Ну а кто в научной, конкретно в медицинской среде мог желать устранения Береженникова тем или иным способом? Наверное, таких мерзавцев тоже немало. Всякий талант уже самим фактом своего существования запредельно раздражает всевозможных бездарностей и завистников. То же самое, что и в маленьких трагедиях Пушкина о Моцарте и Сальери. Как там у него? «О небо! Где ж правота, когда священный дар, когда бессмертный гений — не в награду любви горящей, самоотверженья, трудов, усердия, молений послан — а озаряет голову безумца, гуляки праздного?.. О Моцарт, Моцарт!» Такое в мире бывало уже не раз и непременно еще повторится.

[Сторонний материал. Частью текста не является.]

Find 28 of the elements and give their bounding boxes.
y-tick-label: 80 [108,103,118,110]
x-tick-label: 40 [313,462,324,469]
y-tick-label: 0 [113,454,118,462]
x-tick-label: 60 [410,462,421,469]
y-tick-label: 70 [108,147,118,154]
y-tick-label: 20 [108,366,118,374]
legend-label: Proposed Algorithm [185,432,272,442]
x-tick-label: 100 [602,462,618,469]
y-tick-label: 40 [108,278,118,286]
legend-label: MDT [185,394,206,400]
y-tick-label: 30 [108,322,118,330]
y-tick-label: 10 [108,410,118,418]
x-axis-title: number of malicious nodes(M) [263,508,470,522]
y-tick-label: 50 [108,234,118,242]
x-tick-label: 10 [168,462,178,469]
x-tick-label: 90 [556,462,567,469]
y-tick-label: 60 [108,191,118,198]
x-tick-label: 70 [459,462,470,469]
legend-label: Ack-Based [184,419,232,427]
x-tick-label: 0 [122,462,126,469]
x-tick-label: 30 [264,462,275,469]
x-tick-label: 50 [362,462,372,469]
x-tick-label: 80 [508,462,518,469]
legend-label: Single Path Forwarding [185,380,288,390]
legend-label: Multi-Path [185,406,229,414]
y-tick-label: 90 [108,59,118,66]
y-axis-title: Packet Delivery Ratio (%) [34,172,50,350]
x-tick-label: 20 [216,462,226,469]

Вся беда в том, что пока моцарты творят, не оглядываясь на окружающее, не ожидая удара в спину, их вечные оппоненты, всякие сальери, делают себе карьеру, не гнушаясь для этого никакими средствами. Ну а достигнув тех или иных властных высот, они начинают мстить талантам, делают это подло и изощренно.
Впрочем, не стоит сбрасывать со счетов и всякого рода патологических негодяев. Как, например, тот финансовый магнат, который помешан на евгенике, на мальтузианстве, да и просто на примитивных фашистских идейках какого-либо превосходства одних людей над другими.
Льву Ивановичу как-то, еще в девяностые, довелось общаться с одним подвыпившим, очень небедным американцем, которого вечером у гостиницы ограбили какие-то гопники. Рассказывая о себе, тот страшно кичился тем, что происходит из английской аристократии. По его мнению, англосаксы являются вершиной творения. Если немцы, французы, испанцы, итальянцы и прочие западноевропейцы числились им на ступень ниже англосаксов, то славяне, в частности, русские — аж на две! Даже тот факт, что его ограбили в Москве, служил мистеру Шиппу подтверждением его убежденности в том, что русские, все поголовно, — недоразвитые варвары, склонные лишь к самой вульгарной уголовщине.
Выслушав заокеанского сверхчеловека, Гуров тогда усмехнулся и спросил:
— А как же хрестоматийно известный Джек-потрошитель? Он был русским? Нет, чистокровный англосакс. А один из главарей американской мафии Джек Даймонд? Кошмарный убийца. А Гэри Риджуэй? На его счету чуть ли не сотня жертв. Этот список можно продолжать едва ли не до бесконечности.
— Зато англосаксы дали миру передовую технику, самое лучшее оружие! — запальчиво объявил американец.
Все так же иронично глядя на своего оппонента, Лев Иванович напомнил ему о том, что американское телевидение изобрел русский Зварыгин, американские космические ракеты — немец Браун, который, кстати, не гнушался изучать работы русского ученого Циолковского, вертолеты Америке дал Сикорский, вовсе не англосакс.
— Вы хотите сказать, что для англосаксов все изобрели какие-то другие народы, не они сами?! — с искренним возмущением осведомился мистер Шипп.
— Я хочу сказать, что не надо смотреть на другие народы свысока. Тогда и вас будут воспринимать как нормальных людей, а не безграмотных, пустопорожних зазнаек. К слову сказать, фашисты в гитлеровской Германии тоже считали себя высшей расой. Вы хорошо знаете, чем это закончилось, — все с тем же убийственным сарказмом ответил Гуров. — Согласитесь, очень трудно считать высокоинтеллектуальным президента исключительной страны, который может спутать Австрию с Австралией, Швецию со Швейцарией, а Солнце, по его мнению, вращается вокруг Земли.